Living Nightmare

(A/N I had this random thought about people who had lost loved ones in the Battle of Manhattan. So here is my result.)

I can't sleep. I lay in my bed, tears running down my face. I haven't been able to sleep for weeks. Not since he died.

It was in the Battle of Manhattan. Everyone else celebrates, while I mourn for lost love. His name was James. He was a Son of Apollo. He could always make me laugh.

'Don't cry.' He would have told me. 'You're all right.'

I haven't stopped crying since he died. He had just single handedly killed a hellhound. He spun around and called to me, "Did you see that!" Those were his last words. An enemy demigod put a sword through him, and by the time I had gotten to him, he was dead.

Why couldn't my father let me rest? Why couldn't my mind wander to dreams, instead of this living nightmare?

I was the Daughter of Hypnos. The Daughter of the god of sleep, who couldn't sleep. They had finished the Hypnos cabin quickly. I laid in here and cried without worry of being heard. All my siblings were too busy sleeping to hear my wails.

I was in a living nightmare. James would've laughed at that. He would have told me that even the best dreams can start out sad. He would've cheered me up.
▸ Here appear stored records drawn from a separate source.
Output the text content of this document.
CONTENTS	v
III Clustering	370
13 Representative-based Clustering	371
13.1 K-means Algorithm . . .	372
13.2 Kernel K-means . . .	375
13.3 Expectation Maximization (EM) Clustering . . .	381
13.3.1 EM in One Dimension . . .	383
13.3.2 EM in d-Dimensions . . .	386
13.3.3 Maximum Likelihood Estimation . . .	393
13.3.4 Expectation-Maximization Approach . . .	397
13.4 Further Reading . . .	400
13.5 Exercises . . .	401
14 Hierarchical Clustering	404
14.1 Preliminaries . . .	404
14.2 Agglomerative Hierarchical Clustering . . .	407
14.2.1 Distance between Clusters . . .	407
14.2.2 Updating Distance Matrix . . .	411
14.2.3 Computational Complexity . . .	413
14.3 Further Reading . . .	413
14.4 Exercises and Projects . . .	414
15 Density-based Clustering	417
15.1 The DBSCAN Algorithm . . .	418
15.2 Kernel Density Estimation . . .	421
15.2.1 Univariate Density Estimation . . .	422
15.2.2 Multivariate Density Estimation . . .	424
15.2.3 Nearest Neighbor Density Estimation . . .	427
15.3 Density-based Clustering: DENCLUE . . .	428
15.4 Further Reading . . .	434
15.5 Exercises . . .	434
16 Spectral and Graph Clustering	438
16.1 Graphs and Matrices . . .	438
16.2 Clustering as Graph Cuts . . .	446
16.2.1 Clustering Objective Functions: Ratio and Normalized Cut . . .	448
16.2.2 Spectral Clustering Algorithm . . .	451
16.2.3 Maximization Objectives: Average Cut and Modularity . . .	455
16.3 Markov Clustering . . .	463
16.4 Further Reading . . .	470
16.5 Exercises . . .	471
I pulled off the covers and threw them on the ground. I ran out of the cabin. I ran to the one place I had always felt happy, I ran to the archery range. I was better with a bow than a sword because James had made me practice. Once or twice, I had even shot better than him. I grabbed a bow and swung a quiver on my back.

I shot my first arrow. Bull's-eye. I wish I had missed. That's what I had done before James taught me to shoot. I shot another at the same target. It split the first arrow.

If the best dreams can start out sad, then the worst can have a happy beginning. We had been dating for two months. Before that, we had been best friends for five years.

I came to Camp Half-Blood when I was eight. They put me in the Hermes cabin, even after I was claimed because my father had no cabin. No one liked me. I wasn't good at anything, but sleeping. I couldn't sword fight, or use a knife, or shoot a bow. I was useless.

Two years past and James arrived. He was claimed that night as a Son of Apollo. After campfire he followed me to the Hermes cabin and asked me my name.

"I'm Delia." I had said shyly.

That started a friendship. It became love five years later. Two month after that he was dead.

Dead. Why did he have to be dead? Why couldn't he be alive and laughing? Joking that pretty soon, I would be a better shot than him.

I wanted sleep more than anything because even a nightmare wouldn't be as bad as this. Nothing was as horrible as a living nightmare.